そんな姿を遠くから眺め、神々しさに似た眩しさを感じながら、その行く末に幸多かれと祈ります。「未来をよろしく」と、祈るようなエールを贈りたくなるのです。

10年、20年、30年後、40年後、50年後、・・・今は私たちの方が目上のように見えても、あっというまに立場は逆転します。志を持つかれらが未来の社会を支え、老いていく私たちは、彼らに見送られてこの世を去るのです。

そして、彼らにエールを送ることができるように 社会はもっと変わらなければ と思うのです。

以前、カウンセラーの友人が、「カウンセラーってね、意外と不安定な雇用で、収入が定まらないんだよ。」と自嘲気味につぶやいていたのを思いだします。臨床心理学を日本に取り入れた河合隼雄さんが亡くなり、カウンセラーの枠組みが不安定になっているとも聞きます。

それはまずい、と思うのです。

多くの人が自ら命を絶つ時代、ひとの命を、心を支えることで救う仕事に就こうとしている、そんな彼らに「未来をよろしく」と、私たち年上の人間が言うのであれば、社会はまず、そんな若者に、技術や知識を学ぶ機会と、生活の保障をしたほうがいいのではないでしょうか。

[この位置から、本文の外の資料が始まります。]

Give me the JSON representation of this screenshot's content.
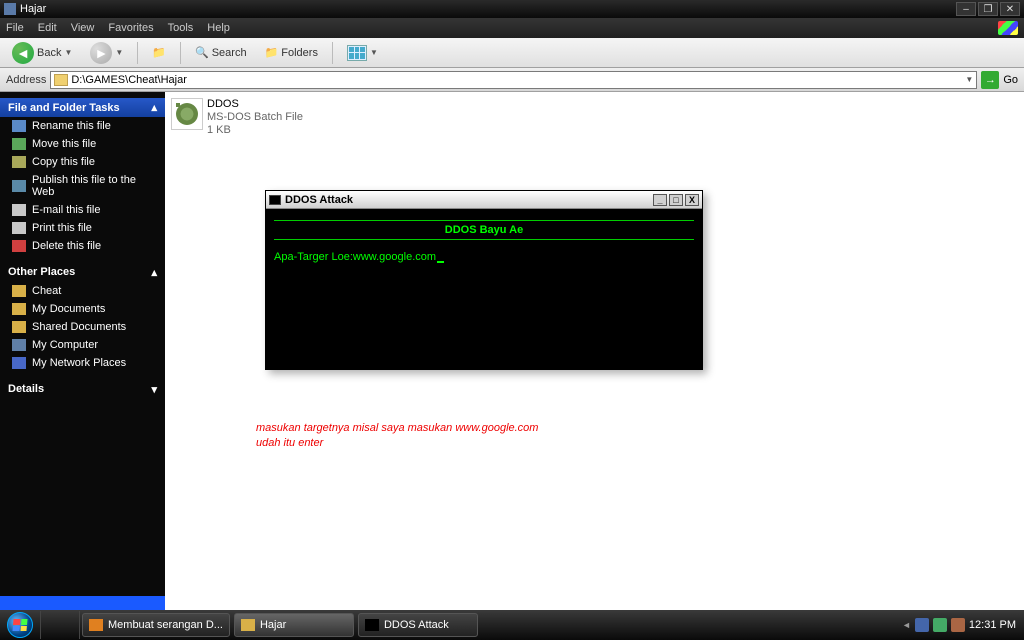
{
  "window": {
    "title": "Hajar"
  },
  "menu": [
    "File",
    "Edit",
    "View",
    "Favorites",
    "Tools",
    "Help"
  ],
  "toolbar": {
    "back": "Back",
    "search": "Search",
    "folders": "Folders"
  },
  "address": {
    "label": "Address",
    "path": "D:\\GAMES\\Cheat\\Hajar",
    "go": "Go"
  },
  "sidebar": {
    "tasks_header": "File and Folder Tasks",
    "tasks": [
      {
        "icon": "#5a8ac8",
        "label": "Rename this file"
      },
      {
        "icon": "#5aa85a",
        "label": "Move this file"
      },
      {
        "icon": "#a8a85a",
        "label": "Copy this file"
      },
      {
        "icon": "#5a8aa8",
        "label": "Publish this file to the Web"
      },
      {
        "icon": "#c8c8c8",
        "label": "E-mail this file"
      },
      {
        "icon": "#c8c8c8",
        "label": "Print this file"
      },
      {
        "icon": "#d04040",
        "label": "Delete this file"
      }
    ],
    "places_header": "Other Places",
    "places": [
      {
        "icon": "#d8b048",
        "label": "Cheat"
      },
      {
        "icon": "#d8b048",
        "label": "My Documents"
      },
      {
        "icon": "#d8b048",
        "label": "Shared Documents"
      },
      {
        "icon": "#6080a8",
        "label": "My Computer"
      },
      {
        "icon": "#4868c8",
        "label": "My Network Places"
      }
    ],
    "details_header": "Details"
  },
  "file": {
    "name": "DDOS",
    "type": "MS-DOS Batch File",
    "size": "1 KB"
  },
  "cmd": {
    "title": "DDOS Attack",
    "banner": "DDOS Bayu Ae",
    "prompt": "Apa-Targer Loe:",
    "input": "www.google.com"
  },
  "annotation": {
    "line1": "masukan targetnya misal saya masukan www.google.com",
    "line2": "udah itu enter"
  },
  "taskbar": {
    "items": [
      {
        "label": "Membuat serangan D...",
        "color": "#e08020"
      },
      {
        "label": "Hajar",
        "color": "#d8b048"
      },
      {
        "label": "DDOS Attack",
        "color": "#000"
      }
    ],
    "clock": "12:31 PM"
  }
}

この世界を支えるかれらが、将来、人の命を助ける仕事に従事したとき、彼が自分の奨学金の返済や不安定な雇用にこころを砕いたりするのではなく、目の前の人々の命を救うことに専念できるように、身分の保証をし、雇用条件を整え、生活を支える必要があると思うのです。

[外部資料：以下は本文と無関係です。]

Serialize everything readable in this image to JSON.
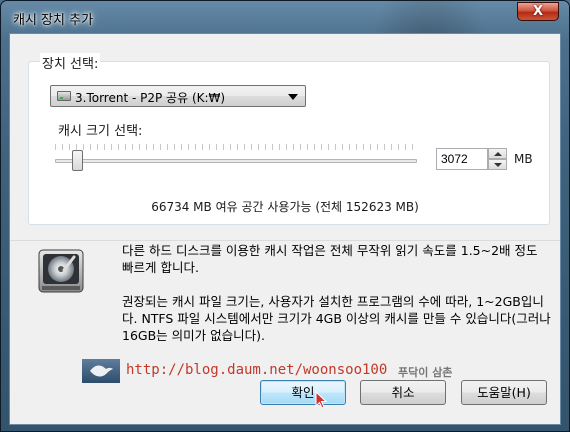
{
  "window": {
    "title": "캐시 장치 추가",
    "close_glyph": "X"
  },
  "device_group": {
    "label": "장치 선택:",
    "selected": "3.Torrent - P2P 공유 (K:₩)"
  },
  "cache_size": {
    "label": "캐시 크기 선택:",
    "value": "3072",
    "unit": "MB",
    "slider_fraction": 0.05
  },
  "free_space_text": "66734 MB 여유 공간 사용가능 (전체 152623 MB)",
  "description": {
    "para1": "다른 하드 디스크를 이용한 캐시 작업은 전체 무작위 읽기 속도를 1.5~2배 정도 빠르게 합니다.",
    "para2": "권장되는 캐시 파일 크기는, 사용자가 설치한 프로그램의 수에 따라, 1~2GB입니다. NTFS 파일 시스템에서만 크기가 4GB 이상의 캐시를 만들 수 있습니다(그러나 16GB는 의미가 없습니다)."
  },
  "watermark": {
    "url": "http://blog.daum.net/woonsoo100",
    "author": "푸닥이 삼촌"
  },
  "buttons": {
    "ok": "확인",
    "cancel": "취소",
    "help": "도움말(H)"
  },
  "icons": [
    "close-icon",
    "drive-icon",
    "dropdown-arrow-icon",
    "spin-up-icon",
    "spin-down-icon",
    "hard-disk-icon",
    "bird-logo-icon",
    "mouse-cursor-icon"
  ],
  "colors": {
    "accent": "#3c7fb1",
    "close_button": "#c8553a",
    "watermark_url": "#c0392b"
  }
}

医師や、法曹界の人と同じように、人の心理を取り扱う人々にも、「この世を支える」大きな使命があると思うのです。わたしたちの社会は、そろそろそのことに気づき、かれらが安心してその使命に専念できるような環境を整える時期に来ていると思うのです。

そうすることで初めて、私たちは彼らに「未来をよろしく」と、胸をはって言えるような気がするのです。

* 今回の画像は、大村湾に沈む夕日、九州の反対側の長崎は佐世保に住む友人が送ってくれた画像をお借りしました。